As part of a recent feature, we needed to implement conversion of docx to pdf. A quick look on Nuget revealed Free Spire.Doc for .Net. We thought this looked like a great use case for Azure Functions, so the member of the team who was implementing the feature quickly implemented this as an Azure Function, but when we deployed it, it didn’t work. After a bit of googling, the cause of this was that, due to the sandboxed environment of Azure App Service, assemblies requiring access to GDI don’t work. Further Googling with Bing revealed that pretty much every .Net docx to PDF conversion library uses GDI, so we couldn’t just switch to a different library. We needed full access to Windows to do this, which meant a VM. The cheapest Windows VM in azure is a Basic A0 at less than £9 a month, much cheaper than commercial document conversion services I found, which were at least £20 a month and had really weird APIs that were going to be pretty tricky to integrate in to our application.
I implemented a Windows service using Topshelf and the original Free Spire.Doc code for the actual conversion and installed this on to the VM. It simply polls an Azure Storage Queue for a message and deserializes the body to the following class.

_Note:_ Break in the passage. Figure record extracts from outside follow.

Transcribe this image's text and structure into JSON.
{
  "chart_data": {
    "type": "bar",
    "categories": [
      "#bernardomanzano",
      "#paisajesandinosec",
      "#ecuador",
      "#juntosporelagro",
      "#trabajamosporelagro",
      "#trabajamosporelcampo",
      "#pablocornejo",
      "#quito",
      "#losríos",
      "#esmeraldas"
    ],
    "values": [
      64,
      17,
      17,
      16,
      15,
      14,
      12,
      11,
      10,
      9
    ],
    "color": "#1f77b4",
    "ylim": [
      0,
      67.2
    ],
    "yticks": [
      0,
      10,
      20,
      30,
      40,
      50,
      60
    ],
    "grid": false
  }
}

This simply contains the Azure Blob container and the name for the source document, and the destination container and name for the converted document. There is also a ConversionType property which only has one valid value currently, I added this to facilitate adding other conversions in the future. When a message is received, the service then converts the document with freespire and puts the converted document in the destination container. Below is all the code for doing the conversion and saving it.
Holding all of this together is an Azure Function. This function is really simple, it just gets called whenever the docx file is created in Azure Blob Storage and creates the conversion message, and puts it in the queue for the Windows service on the VM to pick up.
One of the coolest things about this in my view, is that all of this required no changes to the main application at all, we just reacted to the creation of the docx file that it was already doing.